Cleaning up old c/c++ code that used hardcoded integer literals instead of enums, it is tedious to find places where the function-declaration has been properly refactored but not the body. e.g.
enum important {
little = 1,
abit = 2,
much = 3
};
void blah(int e)
{
// magic stuff here
}
void boing(int e) { ... }
void guck(important e)
{
switch (e) {
case 3: // this would be a good place for a warning
blah(e); // and this
break;
default:
boing((int)e); // but this is OK (although imperfect and a warning would be acceptable)
break;
}
}
Annotating/modifying each enum type or searching through the code for them would also be a fair amount of work as there are very very many different enums, so this is not preferred, but could be an acceptable solution.
I don't need it to be in any of our main compilers or other tools (gcc mostly) or platform (most), running it manually a couple of times would be enough, but I would prefer something that is not too esoteric or pricy.
lint will provide this warning for you (condition 641)
641 Converting enum to int -- An enumeration type was used in a context that required a computation such as an argument to an arithmetic operator or was compared with an integral argument. This warning will be suppressed if you use the integer model of enumeration (+fie) but you will lose some valuable type-checking in doing so. An intermediate policy is to simply turn off this warning. Assignment of int to enum will still be caught.

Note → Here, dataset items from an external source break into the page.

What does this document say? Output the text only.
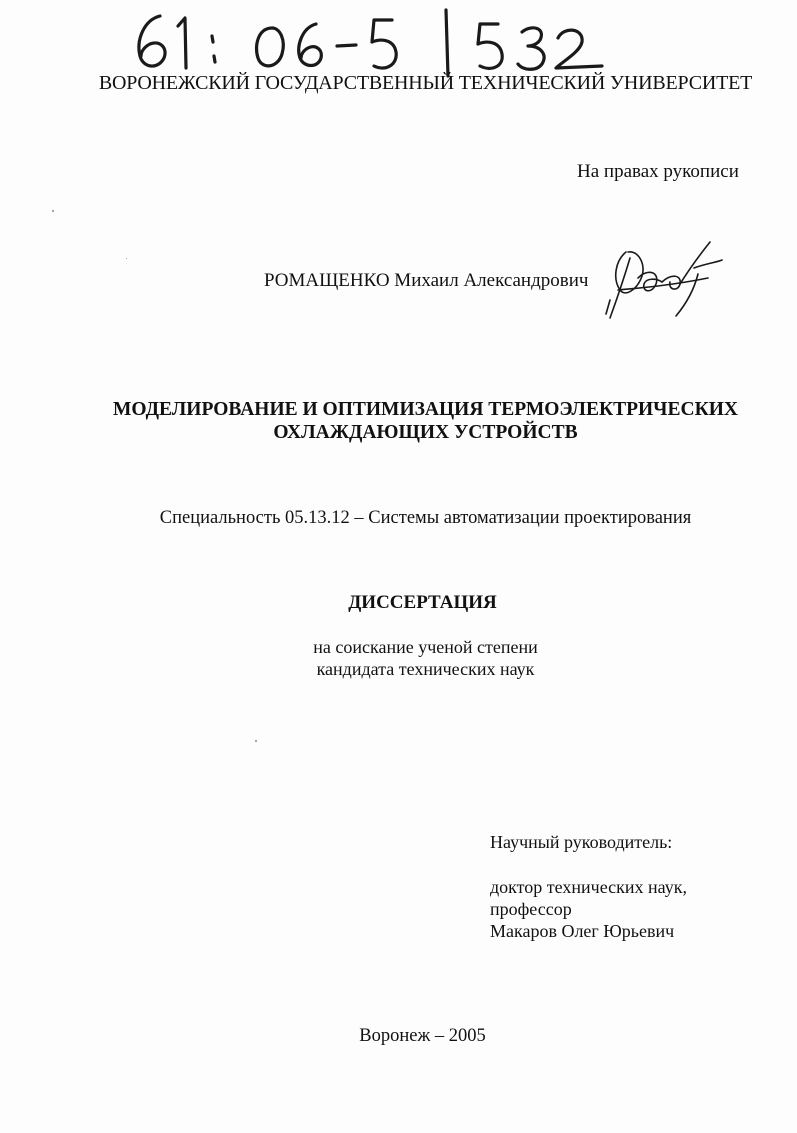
ВОРОНЕЖСКИЙ ГОСУДАРСТВЕННЫЙ ТЕХНИЧЕСКИЙ УНИВЕРСИТЕТ
На правах рукописи
РОМАЩЕНКО Михаил Александрович
МОДЕЛИРОВАНИЕ И ОПТИМИЗАЦИЯ ТЕРМОЭЛЕКТРИЧЕСКИХ
ОХЛАЖДАЮЩИХ УСТРОЙСТВ
Специальность 05.13.12 – Системы автоматизации проектирования
ДИССЕРТАЦИЯ
на соискание ученой степени
кандидата технических наук
Научный руководитель:
доктор технических наук,
профессор
Макаров Олег Юрьевич
Воронеж – 2005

Splint (http://www.splint.org/download.html) is a modern lint you can use
Sparse (a semantic checker tool used by the linux kernel people) can help you with some of this.
A subset of enum errors can be caught by these options: -Wenum-mismatch, -Wcast-truncate. However, I ran your code through this and doesn't look like any of those were caught.
This is Free software, should you want to extend it.